BEIRUT — Syria's 4-day-old cease-fire appeared to be quickly eroding Sunday, with regime forces firing dozens of tank shells and mortar rounds at neighborhoods in the opposition stronghold of Homs, hours before the arrival of a first team of U.N. truce monitors.
Even though the overall level of violence has dropped, escalating regime attacks over the weekend raised new doubts about President Bashar Assad's commitment to a plan by special envoy Kofi Annan to end 13 months of violence and launch talks on Syria's political future.
Assad accepted the truce deal at the prodding of his main ally, Russia, but his compliance has been limited. He has halted shelling of rebel-held neighborhoods, with the exception of Homs, but ignored calls to pull troops out of urban centers, apparently for fear of losing control over a country his family has ruled for four decades. Rebel fighters have also kept up attacks, including shooting ambushes.

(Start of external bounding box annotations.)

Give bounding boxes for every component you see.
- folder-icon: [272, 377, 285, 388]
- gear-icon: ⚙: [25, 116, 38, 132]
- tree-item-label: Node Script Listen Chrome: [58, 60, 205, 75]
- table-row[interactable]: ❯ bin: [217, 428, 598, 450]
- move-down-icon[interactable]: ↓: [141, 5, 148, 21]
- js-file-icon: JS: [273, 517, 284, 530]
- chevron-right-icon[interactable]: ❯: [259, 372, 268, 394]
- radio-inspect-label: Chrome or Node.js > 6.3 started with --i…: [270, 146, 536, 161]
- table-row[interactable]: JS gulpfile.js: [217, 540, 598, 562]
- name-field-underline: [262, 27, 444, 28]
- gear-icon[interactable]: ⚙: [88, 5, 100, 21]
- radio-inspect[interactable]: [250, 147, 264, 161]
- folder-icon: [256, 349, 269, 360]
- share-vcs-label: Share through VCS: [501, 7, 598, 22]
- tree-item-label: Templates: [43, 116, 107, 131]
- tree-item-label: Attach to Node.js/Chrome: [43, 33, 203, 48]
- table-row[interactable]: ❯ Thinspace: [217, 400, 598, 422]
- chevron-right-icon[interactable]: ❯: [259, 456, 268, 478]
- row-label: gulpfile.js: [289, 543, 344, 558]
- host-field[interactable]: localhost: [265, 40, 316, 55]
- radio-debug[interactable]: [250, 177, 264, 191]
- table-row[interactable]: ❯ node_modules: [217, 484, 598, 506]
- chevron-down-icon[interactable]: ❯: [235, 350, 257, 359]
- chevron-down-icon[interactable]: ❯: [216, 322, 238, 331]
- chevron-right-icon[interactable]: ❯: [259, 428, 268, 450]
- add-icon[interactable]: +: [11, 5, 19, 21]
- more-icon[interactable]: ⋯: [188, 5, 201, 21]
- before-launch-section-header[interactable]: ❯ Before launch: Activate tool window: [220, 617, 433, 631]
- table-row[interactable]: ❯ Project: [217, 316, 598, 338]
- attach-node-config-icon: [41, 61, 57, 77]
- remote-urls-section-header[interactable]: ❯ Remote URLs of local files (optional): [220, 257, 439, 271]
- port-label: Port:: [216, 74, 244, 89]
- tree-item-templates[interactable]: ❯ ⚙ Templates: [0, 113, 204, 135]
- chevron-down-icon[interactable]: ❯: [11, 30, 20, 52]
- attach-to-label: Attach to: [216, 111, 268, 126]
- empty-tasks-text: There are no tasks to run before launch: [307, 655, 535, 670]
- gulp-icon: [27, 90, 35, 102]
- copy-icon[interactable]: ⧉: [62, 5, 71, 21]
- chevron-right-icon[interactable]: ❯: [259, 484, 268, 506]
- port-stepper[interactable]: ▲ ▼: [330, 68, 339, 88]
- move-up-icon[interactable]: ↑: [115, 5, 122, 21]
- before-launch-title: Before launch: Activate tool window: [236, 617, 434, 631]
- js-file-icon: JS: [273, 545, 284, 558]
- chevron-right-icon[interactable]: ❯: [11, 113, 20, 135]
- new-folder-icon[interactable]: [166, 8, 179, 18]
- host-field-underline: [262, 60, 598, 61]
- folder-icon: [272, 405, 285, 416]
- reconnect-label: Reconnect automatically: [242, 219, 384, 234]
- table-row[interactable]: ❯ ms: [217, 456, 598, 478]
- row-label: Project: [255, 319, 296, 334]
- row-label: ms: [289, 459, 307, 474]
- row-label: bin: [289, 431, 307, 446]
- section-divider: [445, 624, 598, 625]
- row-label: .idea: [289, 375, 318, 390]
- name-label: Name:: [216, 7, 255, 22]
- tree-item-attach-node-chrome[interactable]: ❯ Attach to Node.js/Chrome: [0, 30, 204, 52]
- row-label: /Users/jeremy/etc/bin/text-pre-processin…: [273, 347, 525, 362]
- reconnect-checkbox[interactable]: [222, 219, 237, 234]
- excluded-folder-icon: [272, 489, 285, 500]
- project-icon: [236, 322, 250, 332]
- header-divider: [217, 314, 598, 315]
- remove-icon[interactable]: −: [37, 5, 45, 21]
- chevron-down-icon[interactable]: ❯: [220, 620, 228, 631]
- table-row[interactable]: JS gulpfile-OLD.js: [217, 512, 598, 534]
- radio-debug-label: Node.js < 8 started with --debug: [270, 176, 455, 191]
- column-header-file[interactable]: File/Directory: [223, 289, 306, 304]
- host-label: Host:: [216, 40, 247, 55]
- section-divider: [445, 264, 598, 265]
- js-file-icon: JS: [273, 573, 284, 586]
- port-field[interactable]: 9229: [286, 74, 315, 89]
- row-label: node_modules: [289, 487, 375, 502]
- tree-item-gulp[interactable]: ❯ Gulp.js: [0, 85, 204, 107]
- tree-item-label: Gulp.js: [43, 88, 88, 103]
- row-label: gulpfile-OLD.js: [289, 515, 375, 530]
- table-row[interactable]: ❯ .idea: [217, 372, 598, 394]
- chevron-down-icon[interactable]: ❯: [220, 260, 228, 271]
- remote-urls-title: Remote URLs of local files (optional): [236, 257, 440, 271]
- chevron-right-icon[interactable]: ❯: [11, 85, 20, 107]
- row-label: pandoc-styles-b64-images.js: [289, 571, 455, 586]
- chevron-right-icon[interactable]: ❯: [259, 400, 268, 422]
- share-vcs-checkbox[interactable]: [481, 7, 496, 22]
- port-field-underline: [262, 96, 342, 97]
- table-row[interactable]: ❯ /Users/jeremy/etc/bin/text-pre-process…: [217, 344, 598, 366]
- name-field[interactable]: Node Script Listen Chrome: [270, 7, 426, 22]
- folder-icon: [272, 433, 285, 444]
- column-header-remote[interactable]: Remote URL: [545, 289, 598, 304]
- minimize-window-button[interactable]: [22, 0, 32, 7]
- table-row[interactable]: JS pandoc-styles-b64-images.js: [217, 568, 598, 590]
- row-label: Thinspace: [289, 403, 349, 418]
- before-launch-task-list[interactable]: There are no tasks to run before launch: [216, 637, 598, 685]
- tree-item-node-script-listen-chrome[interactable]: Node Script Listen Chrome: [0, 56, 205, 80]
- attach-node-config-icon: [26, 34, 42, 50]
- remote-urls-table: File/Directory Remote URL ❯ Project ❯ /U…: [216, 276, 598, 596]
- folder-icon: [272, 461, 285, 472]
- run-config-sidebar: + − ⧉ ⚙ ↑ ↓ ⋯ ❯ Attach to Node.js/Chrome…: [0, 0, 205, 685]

The international community hopes U.N. observers will be able to stabilize the cease-fire, which formally took effect Thursday. A six-member advance team of U.N. observers headed to Damascus on Sunday, a day after an unanimous U.N. Security Council approved such a mission. A larger team of 250 observers requires more negotiations between the U.N. and the Syrian government next week.

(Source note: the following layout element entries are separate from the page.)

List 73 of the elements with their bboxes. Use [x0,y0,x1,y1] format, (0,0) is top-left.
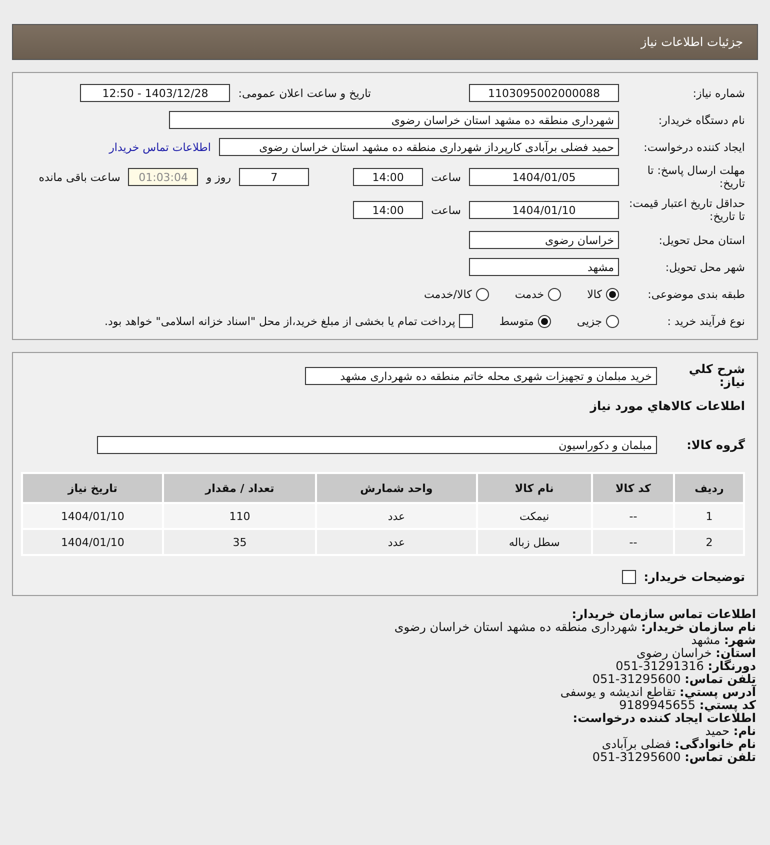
buyer-contact-link[interactable]: اطلاعات تماس خریدار [109,140,211,154]
field-label: روز و [206,170,232,184]
field-label: شرح کلي نياز: [688,363,745,389]
radio-label: خدمت [514,288,544,300]
radio-button[interactable] [606,288,619,300]
validity-time-field: 14:00 [353,201,424,219]
radio-label: جزیی [576,314,602,328]
field-label: شماره نیاز: [692,86,745,100]
contact-heading: اطلاعات تماس سازمان خریدار: [572,608,756,621]
deadline-time-field: 14:00 [353,168,424,186]
table-cell: 2 [674,529,744,555]
field-label: طبقه بندی موضوعی: [646,288,745,300]
checkbox-label: پرداخت تمام یا بخشی از مبلغ خرید،از محل "اسناد خزانه اسلامی" خواهد بود. [104,314,456,328]
table-cell: عدد [316,529,477,555]
field-label: نوع فرآیند خرید : [666,314,745,328]
table-cell: سطل زباله [476,529,592,555]
announce-date-field: 1403/12/28 - 12:50 [80,84,230,102]
deadline-date-field: 1404/01/05 [469,168,619,186]
radio-button[interactable] [476,288,489,300]
table-cell: 1404/01/10 [22,529,164,555]
radio-label: کالا/خدمت [424,288,472,300]
field-label: مهلت ارسال پاسخ: تا تاریخ: [646,164,745,190]
table-cell: نیمکت [476,503,592,529]
province-field: خراسان رضوی [469,231,619,249]
field-label: شهر محل تحویل: [664,260,745,274]
contact-line: نام: حمید [705,725,756,738]
field-label: توضیحات خریدار: [644,570,745,584]
radio-label: متوسط [499,314,534,328]
field-label: استان محل تحویل: [658,234,745,246]
days-field: 7 [239,168,310,186]
remaining-time-field: 01:03:04 [128,168,198,186]
buyer-field: شهرداری منطقه ده مشهد استان خراسان رضوی [169,111,619,129]
table-cell: 1404/01/10 [22,503,164,529]
contact-line: نام سازمان خریدار: شهرداری منطقه ده مشهد استان خراسان رضوی [394,621,756,634]
column-header: تعداد / مقدار [163,473,316,503]
column-header: ردیف [674,473,744,503]
contact-heading: اطلاعات ایجاد کننده درخواست: [572,712,756,725]
creator-field: حمید فضلی برآبادی کارپرداز شهرداری منطقه ده مشهد استان خراسان رضوی [219,138,619,156]
table-cell: -- [592,529,674,555]
radio-button[interactable] [606,314,619,328]
contact-line: استان: خراسان رضوی [636,647,756,660]
table-cell: -- [592,503,674,529]
field-label: گروه کالا: [686,438,745,452]
column-header: نام کالا [476,473,592,503]
page-header: جزئیات اطلاعات نیاز [12,24,758,60]
field-label: ساعت [431,204,461,216]
column-header: تاریخ نیاز [22,473,164,503]
goods-group-field: مبلمان و دکوراسیون [97,436,657,454]
table-cell: 110 [163,503,316,529]
checkbox[interactable] [622,570,636,584]
field-label: نام دستگاه خریدار: [657,114,745,126]
checkbox[interactable] [459,314,474,328]
column-header: واحد شمارش [316,473,477,503]
radio-label: کالا [587,288,602,300]
city-field: مشهد [469,258,619,276]
section-heading: اطلاعات کالاهاي مورد نياز [590,399,745,413]
contact-line: نام خانوادگی: فضلی برآبادی [602,738,756,751]
table-cell: 35 [163,529,316,555]
field-label: تاریخ و ساعت اعلان عمومی: [238,86,371,100]
table-cell: 1 [674,503,744,529]
contact-line: آدرس پستي: تقاطع اندیشه و یوسفی [560,686,756,699]
field-label: حداقل تاریخ اعتبار قیمت: تا تاریخ: [628,197,745,223]
field-label: ایجاد کننده درخواست: [642,140,745,154]
contact-line: شهر: مشهد [691,634,756,647]
need-number-field: 1103095002000088 [469,84,619,102]
column-header: کد کالا [592,473,674,503]
description-field: خرید مبلمان و تجهیزات شهری محله خاتم منطقه ده شهرداری مشهد [305,367,657,385]
field-label: ساعت باقی مانده [38,170,120,184]
radio-button[interactable] [548,288,562,300]
field-label: ساعت [431,170,461,184]
validity-date-field: 1404/01/10 [469,201,619,219]
radio-button[interactable] [538,314,551,328]
table-cell: عدد [316,503,477,529]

With Assad seen as a reluctant participant in Annan's plan, the observers' success will depend on how much access they can negotiate in Syria and how quickly the team can grow to a full contingent, analysts said.
The Security Council demanded freedom of movement for the U.N. team, but the regime could try to create obstacles; the failure of an Arab League observer mission earlier this year was blamed in part on regime restrictions imposed on the visitors.
"This will be a serious cat-and-mouse game between the government and the U.N. for weeks to come," George Lopez, a professor of peace studies at the University of Notre Dame in Indiana said of the new observer mission. Buying time is in Assad's interest, he said.